India Orders Smartphone Makers to Pre-Install Cyber Safety App, Triggering Privacy Concerns

The Indian government has introduced a new requirement that all newly manufactured smartphones must come pre-loaded with a state-run cybersecurity application called Sanchar Saathi. The directive, issued last week and made public on Monday, gives device makers ninety days to comply. According to the order, the app’s core functions cannot be disabled or restricted, and it must be easy for users to access when setting up their phones. The government argues the app will help citizens verify whether their handsets are genuine and allow them to report potential misuse of telecom services.

A Growing Debate Over Privacy

India is home to one of the world’s largest smartphone markets, with more than 1.2 billion mobile users. With such a massive user base, the mandate has sparked immediate criticism from cyber experts and digital rights advocates. They warn that the app’s extensive permissions raise questions about privacy and the potential for increased surveillance. Under its current policy, Sanchar Saathi can manage calls, send messages, access call and message logs, view photos and files and use the phone’s camera. Advocacy group Internet Freedom Foundation said the move effectively turns every smartphone sold in India into a device with compulsory state software that users cannot meaningfully reject or control.
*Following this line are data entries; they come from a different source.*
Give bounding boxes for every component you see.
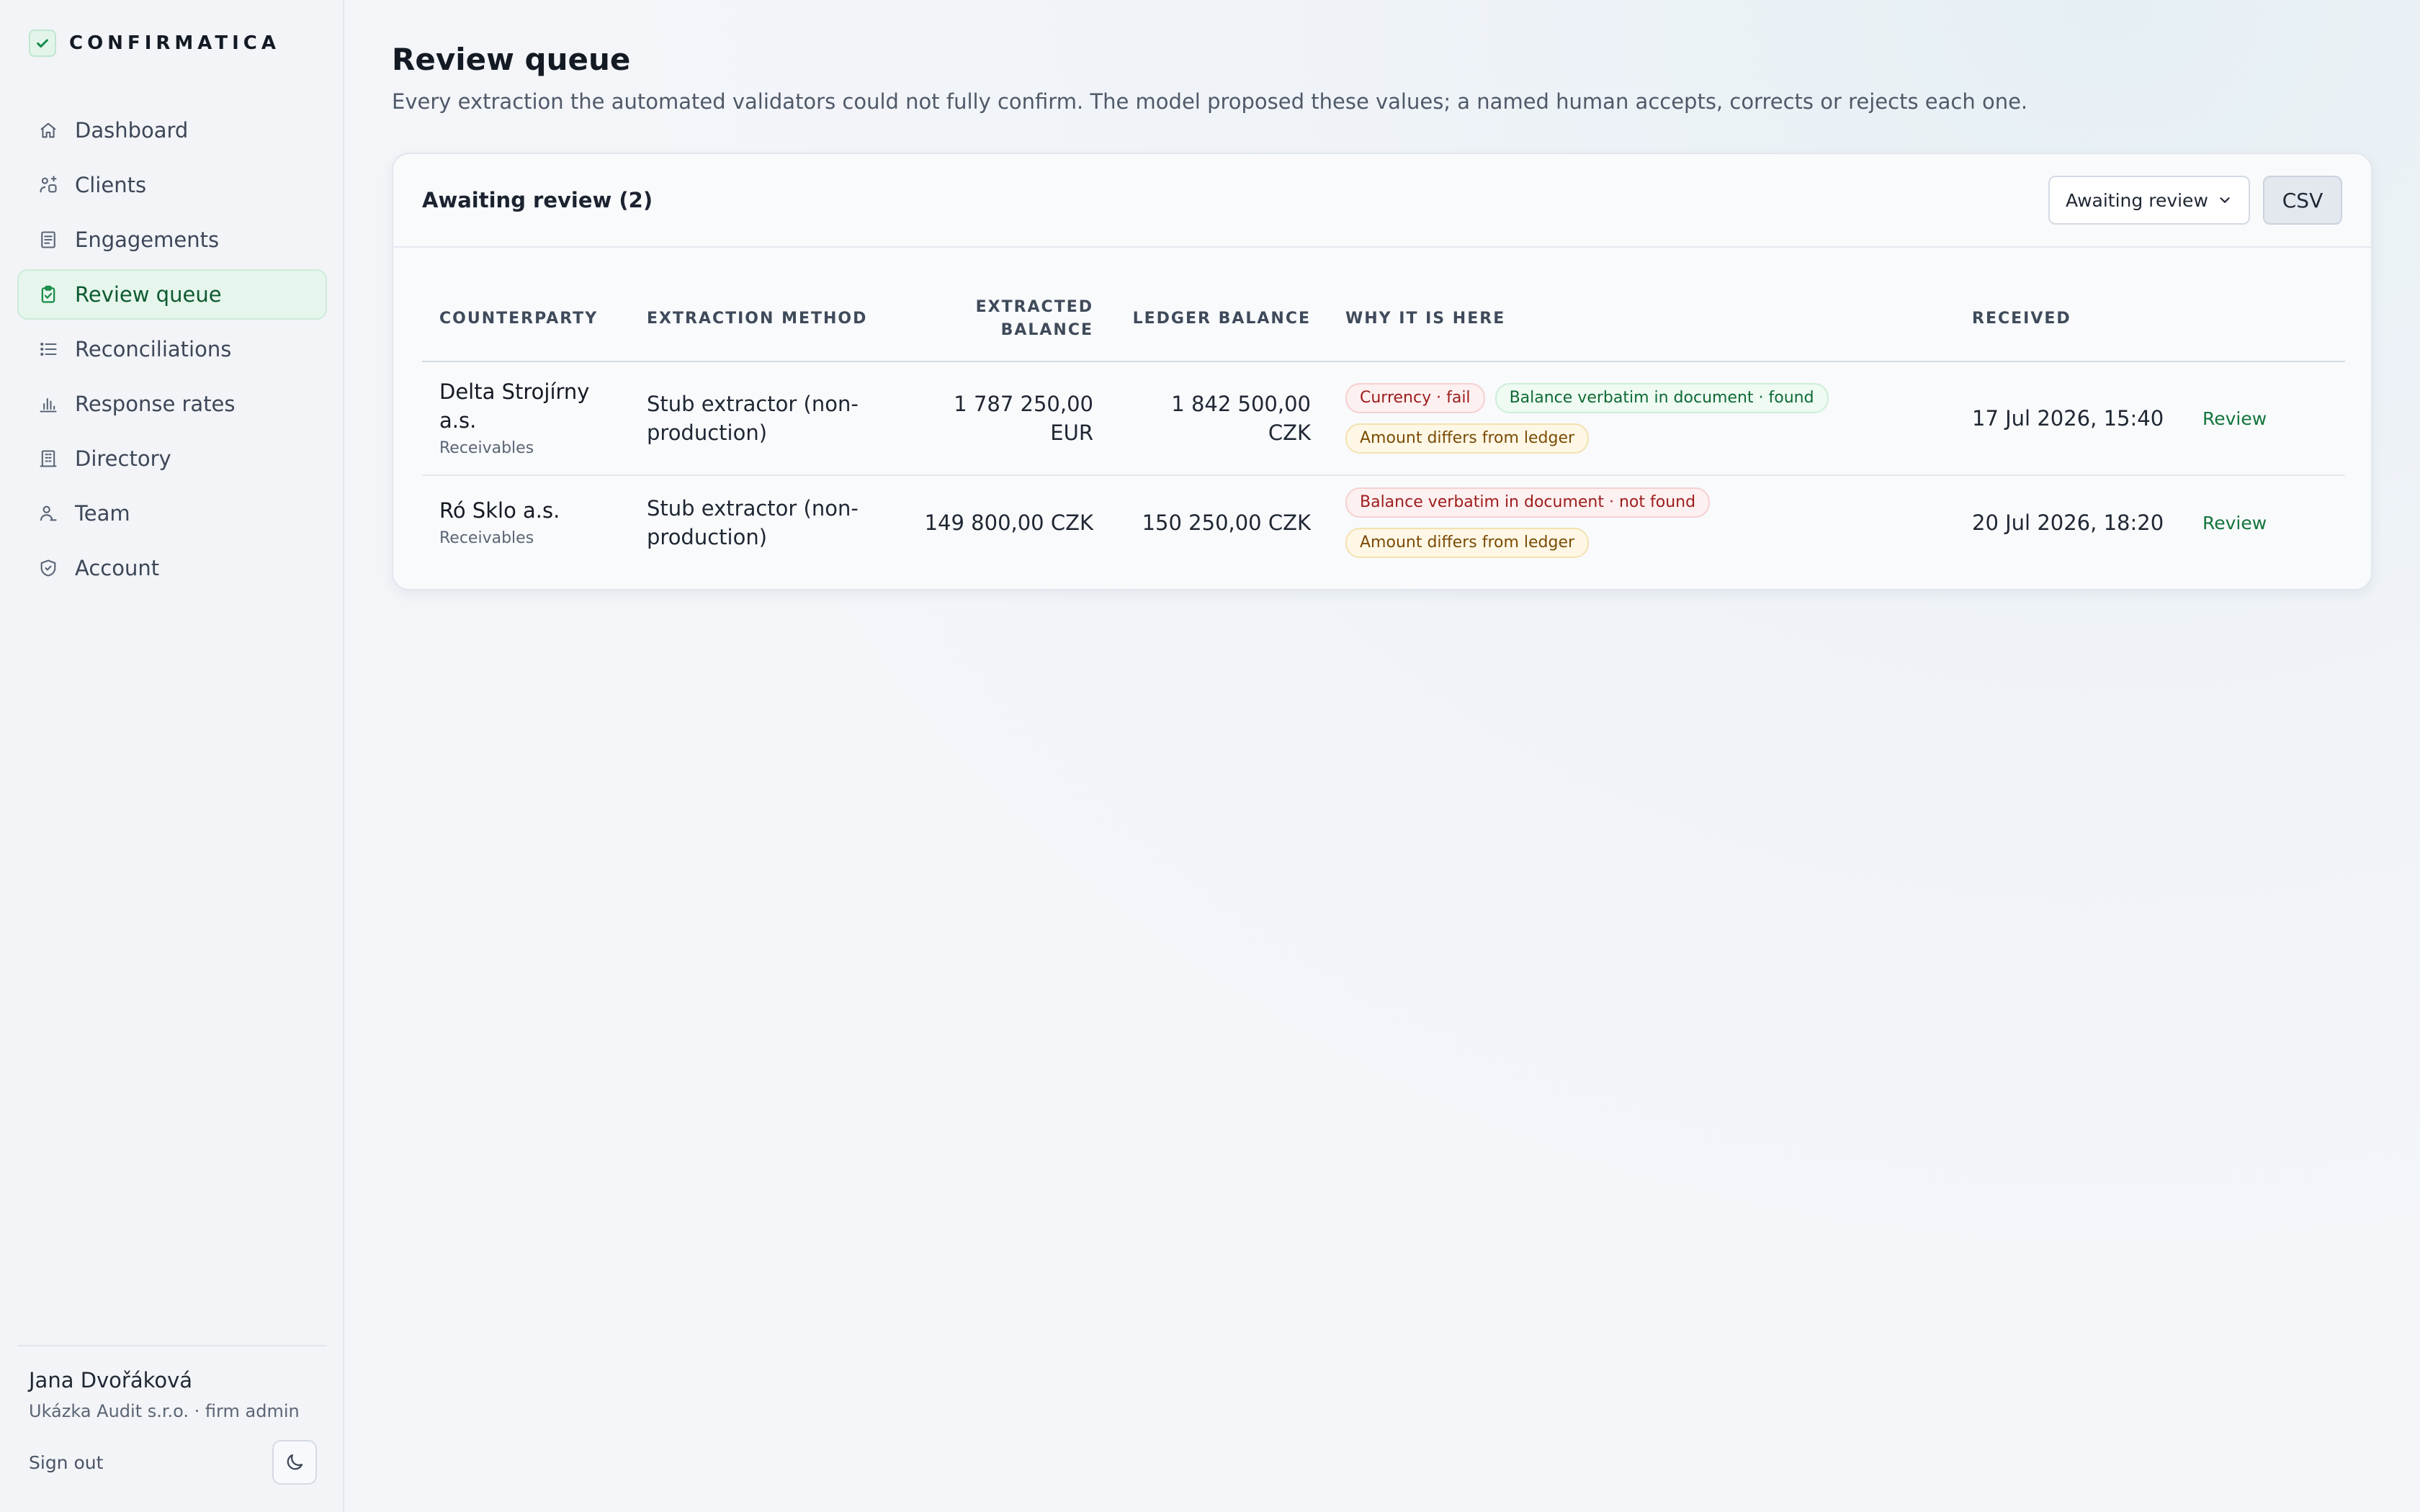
column-header-method[interactable]: EXTRACTION METHOD — [629, 276, 903, 362]
brand-name: CONFIRMATICA — [69, 32, 280, 54]
column-header-extracted-balance[interactable]: EXTRACTED BALANCE — [903, 276, 1111, 362]
moon-icon — [284, 1452, 305, 1473]
shield-icon — [37, 557, 59, 579]
status-filter-select[interactable]: Awaiting review — [2048, 176, 2250, 225]
sidebar-item-label: Account — [75, 556, 160, 580]
sidebar-item-label: Team — [75, 501, 130, 526]
status-badge: Amount differs from ledger — [1345, 527, 1590, 558]
review-table: COUNTERPARTY EXTRACTION METHOD EXTRACTED… — [422, 276, 2345, 569]
sidebar-item-label: Clients — [75, 173, 147, 197]
received-date: 20 Jul 2026, 18:20 — [1972, 510, 2164, 535]
team-icon — [37, 503, 59, 524]
ledger-balance: 1 842 500,00 CZK — [1111, 361, 1328, 476]
review-card: Awaiting review (2) Awaiting review CSV … — [392, 153, 2372, 590]
sidebar-item-reconciliations[interactable]: Reconciliations — [17, 324, 327, 374]
column-header-counterparty[interactable]: COUNTERPARTY — [422, 276, 629, 362]
column-header-action — [2185, 276, 2345, 362]
status-badge: Currency · fail — [1345, 383, 1485, 413]
sidebar-item-label: Dashboard — [75, 118, 189, 143]
confirmation-type: Receivables — [439, 439, 534, 457]
ledger-balance: 150 250,00 CZK — [1142, 510, 1311, 535]
sidebar-item-directory[interactable]: Directory — [17, 433, 327, 484]
extraction-method: Stub extractor (non-production) — [647, 495, 859, 549]
clipboard-check-icon — [37, 284, 59, 305]
counterparty-cell: Ró Sklo a.s. Receivables — [422, 475, 629, 569]
status-badge: Balance verbatim in document · not found — [1345, 487, 1711, 518]
building-icon — [37, 448, 59, 469]
sidebar-item-label: Reconciliations — [75, 337, 232, 361]
card-title: Awaiting review (2) — [422, 188, 653, 212]
received-date: 17 Jul 2026, 15:40 — [1955, 361, 2185, 476]
sidebar: CONFIRMATICA Dashboard Clients Engagemen… — [0, 0, 344, 1512]
sidebar-item-account[interactable]: Account — [17, 543, 327, 593]
user-org: Ukázka Audit s.r.o. · firm admin — [29, 1401, 300, 1421]
sidebar-item-review-queue[interactable]: Review queue — [17, 269, 327, 320]
card-header: Awaiting review (2) Awaiting review CSV — [393, 154, 2371, 248]
theme-toggle-button[interactable] — [272, 1440, 317, 1485]
counterparty-name: Ró Sklo a.s. — [439, 498, 560, 523]
confirmation-type: Receivables — [439, 528, 534, 547]
main-content: Review queue Every extraction the automa… — [344, 0, 2420, 1512]
review-link[interactable]: Review — [2202, 408, 2267, 429]
sidebar-item-response-rates[interactable]: Response rates — [17, 379, 327, 429]
table-row[interactable]: Delta Strojírny a.s. Receivables Stub ext… — [422, 361, 2345, 476]
column-header-why[interactable]: WHY IT IS HERE — [1328, 276, 1955, 362]
brand[interactable]: CONFIRMATICA — [29, 29, 280, 58]
counterparty-cell: Delta Strojírny a.s. Receivables — [422, 361, 629, 476]
sign-out-link[interactable]: Sign out — [29, 1452, 103, 1473]
sidebar-item-clients[interactable]: Clients — [17, 160, 327, 210]
review-link[interactable]: Review — [2202, 513, 2267, 534]
check-icon — [29, 30, 56, 57]
extracted-balance: 149 800,00 CZK — [924, 510, 1093, 535]
page-subtitle: Every extraction the automated validator… — [392, 89, 2028, 114]
table-header-row: COUNTERPARTY EXTRACTION METHOD EXTRACTED… — [422, 276, 2345, 362]
sidebar-item-label: Review queue — [75, 282, 222, 307]
home-icon — [37, 120, 59, 141]
reasons-cell: Balance verbatim in document · not found… — [1328, 475, 1955, 569]
page-title: Review queue — [392, 42, 631, 77]
document-icon — [37, 229, 59, 251]
sidebar-nav: Dashboard Clients Engagements Review que… — [17, 105, 327, 598]
column-header-received[interactable]: RECEIVED — [1955, 276, 2185, 362]
bar-chart-icon — [37, 393, 59, 415]
sidebar-item-dashboard[interactable]: Dashboard — [17, 105, 327, 156]
sidebar-item-label: Response rates — [75, 392, 236, 416]
extracted-balance: 1 787 250,00 EUR — [903, 361, 1111, 476]
chevron-down-icon — [2217, 192, 2233, 208]
table-row[interactable]: Ró Sklo a.s. Receivables Stub extractor … — [422, 475, 2345, 569]
status-badge: Amount differs from ledger — [1345, 423, 1590, 454]
status-filter-value: Awaiting review — [2066, 189, 2208, 211]
status-badge: Balance verbatim in document · found — [1494, 383, 1829, 413]
column-header-ledger-balance[interactable]: LEDGER BALANCE — [1111, 276, 1328, 362]
sidebar-item-label: Directory — [75, 446, 171, 471]
reasons-cell: Currency · fail Balance verbatim in docu… — [1328, 361, 1955, 476]
users-icon — [37, 174, 59, 196]
sidebar-item-engagements[interactable]: Engagements — [17, 215, 327, 265]
user-name: Jana Dvořáková — [29, 1368, 193, 1392]
sidebar-item-label: Engagements — [75, 228, 220, 252]
sidebar-item-team[interactable]: Team — [17, 488, 327, 539]
counterparty-name: Delta Strojírny a.s. — [439, 379, 590, 433]
list-icon — [37, 338, 59, 360]
user-panel: Jana Dvořáková Ukázka Audit s.r.o. · fir… — [17, 1345, 327, 1485]
csv-export-button[interactable]: CSV — [2263, 176, 2342, 225]
extraction-method: Stub extractor (non-production) — [629, 361, 903, 476]
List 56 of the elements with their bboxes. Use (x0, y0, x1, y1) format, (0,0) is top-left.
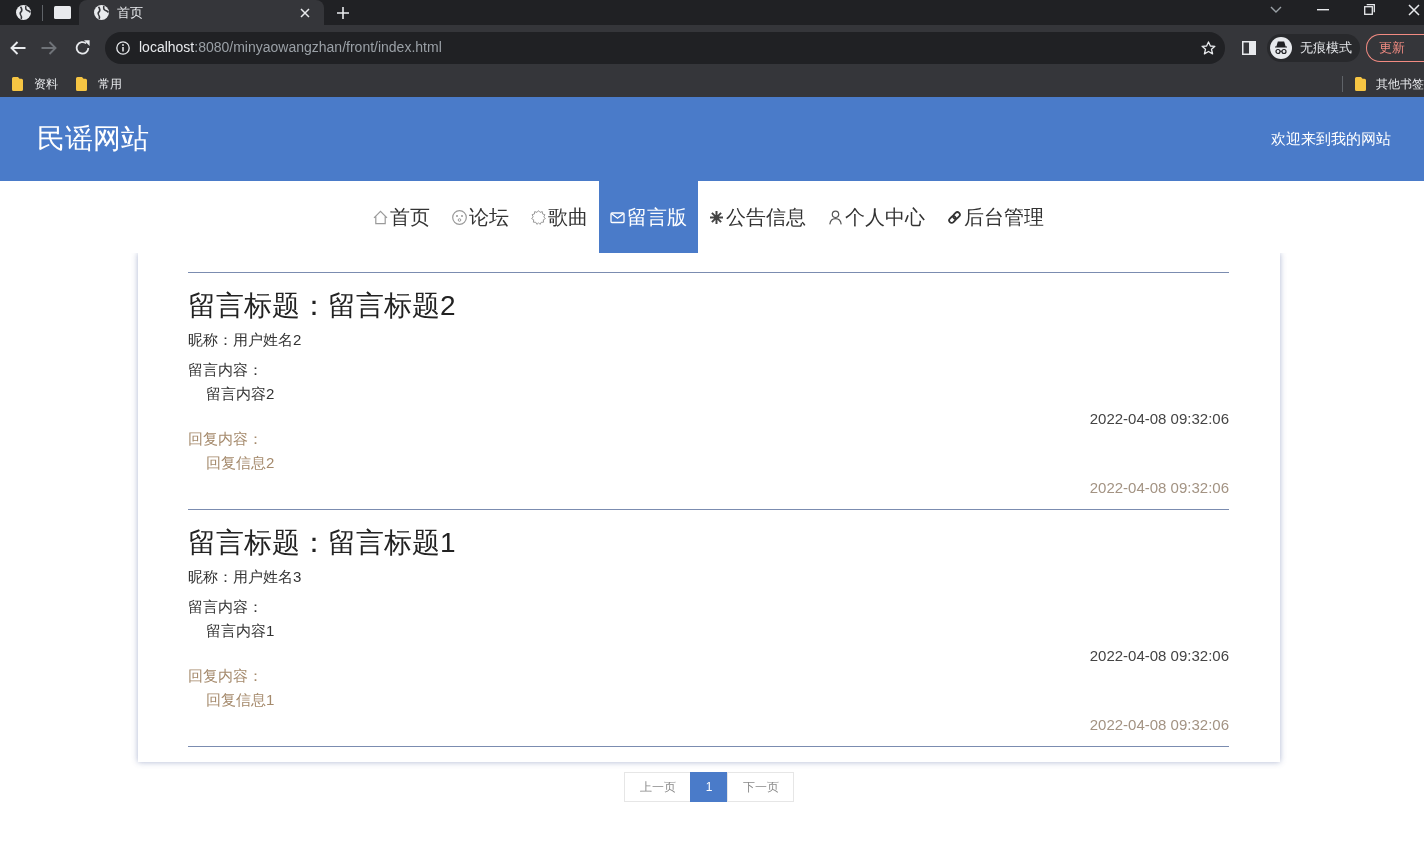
globe-icon[interactable] (16, 5, 31, 20)
folder-icon (12, 76, 23, 91)
reply-date: 2022-04-08 09:32:06 (1089, 478, 1229, 498)
bookmark-folder[interactable]: 常用 (76, 74, 122, 93)
star-icon[interactable] (1201, 40, 1216, 55)
back-icon[interactable] (10, 40, 26, 55)
info-icon[interactable] (116, 40, 130, 55)
message-date: 2022-04-08 09:32:06 (1089, 646, 1229, 666)
nickname-text: 昵称：用户姓名3 (188, 567, 302, 587)
profile-button[interactable]: 无痕模式 (1267, 33, 1360, 62)
minimize-icon[interactable] (1317, 8, 1329, 11)
folder-icon (76, 76, 87, 91)
bookmark-folder[interactable]: 资料 (12, 74, 58, 93)
welcome-text: 欢迎来到我的网站 (1271, 128, 1391, 149)
message-date: 2022-04-08 09:32:06 (1089, 409, 1229, 429)
folder-icon (1355, 76, 1366, 91)
message-title: 留言标题：留言标题2 (188, 289, 456, 323)
nickname-text: 昵称：用户姓名2 (188, 330, 302, 350)
reply-label: 回复内容： (188, 666, 263, 686)
incognito-icon (1270, 36, 1292, 59)
reply-text: 回复信息2 (206, 453, 275, 473)
side-panel-icon[interactable] (1242, 40, 1256, 55)
content-label: 留言内容： (188, 597, 263, 617)
nav-link[interactable]: 个人中心 (816, 181, 936, 253)
burst-icon (530, 209, 546, 225)
page-button[interactable]: 1 (690, 772, 728, 802)
site-title: 民谣网站 (37, 122, 149, 156)
nav-link[interactable]: 后台管理 (935, 181, 1055, 253)
message-content: 留言内容2 (206, 384, 275, 404)
close-icon[interactable] (1408, 3, 1420, 16)
close-icon[interactable] (300, 7, 310, 18)
user-icon (827, 209, 843, 225)
chevron-down-icon[interactable] (1270, 6, 1282, 13)
restore-icon[interactable] (1364, 4, 1375, 15)
nav-link[interactable]: 论坛 (440, 181, 520, 253)
nav-link[interactable]: 留言版 (598, 181, 698, 253)
browser-tab[interactable]: 首页 (79, 0, 324, 25)
message-title: 留言标题：留言标题1 (188, 526, 456, 560)
home-icon (372, 209, 388, 225)
reload-icon[interactable] (75, 40, 90, 55)
globe-icon (94, 5, 109, 20)
mail-icon (609, 209, 625, 225)
nav-link[interactable]: 公告信息 (697, 181, 817, 253)
bookmark-folder[interactable]: 其他书签 (1355, 74, 1424, 93)
smiley-icon (451, 209, 467, 225)
address-bar[interactable]: localhost:8080/minyaowangzhan/front/index.html (105, 31, 1225, 64)
asterisk-icon (708, 209, 724, 225)
link-icon (946, 209, 962, 225)
content-label: 留言内容： (188, 360, 263, 380)
message-content: 留言内容1 (206, 621, 275, 641)
plus-icon[interactable] (337, 6, 349, 19)
nav-link[interactable]: 首页 (361, 181, 441, 253)
reply-date: 2022-04-08 09:32:06 (1089, 715, 1229, 735)
reply-label: 回复内容： (188, 429, 263, 449)
nav-link[interactable]: 歌曲 (519, 181, 599, 253)
reply-text: 回复信息1 (206, 690, 275, 710)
Government Seeks to Reassure Users

In response to mounting concern, India’s Minister of Communications Jyotiraditya Scindia issued a clarification. He said users would be free to delete the app from their phones if they did not wish to use it. He described the system as voluntary and democratic. However, he did not explain how users would be able to remove Sanchar Saathi if its functions are not supposed to be disabled. This lack of clarity continues to fuel doubts among privacy experts and technology analysts.

What the App Is Designed to Do

Sanchar Saathi was launched in January as a tool intended to help the public protect themselves from phone fraud. It allows users to check a device’s IMEI number, report lost or stolen phones, and flag suspicious communications. The IMEI, a unique fifteen-digit identifier, acts as a phone’s serial number on mobile networks. The Department of Telecommunications says duplicated or spoofed IMEI numbers pose serious risks to cybersecurity. Officials also highlighted the large second-hand phone market in India and the resale of stolen phones as key reasons for requiring the app. They argue that giving buyers a tool to verify devices will reduce fraud and financial losses.

Industry Resistance and Compliance Challenges

The directive states that smartphone manufacturers must also try to install the app via software updates for unsold devices already produced. All companies must file compliance reports within 120 days. Yet experts say the order presents major challenges for global handset makers. Many companies have strict internal policies that prohibit installing government mandated apps before a phone is sold. Technology analyst Prasanto K Roy says most major brands, including Apple, do not allow such installations except in countries like China and Russia. Apple has not released an official statement, but reports suggest the company does not intend to comply and will communicate its concerns to the Indian government.

Surveillance Concerns and Global Context

Although the app states on Google’s Play Store that it does not collect or share personal data, analysts worry about the extent of the permissions it requests. They say it is not yet clear how much information the app can access or how it may evolve in the future. India is not alone in tightening rules related to mobile device verification. In August, Russia introduced a similar requirement forcing phones sold in the country to include a state backed messaging app, prompting nearly identical debates about surveillance and user freedom.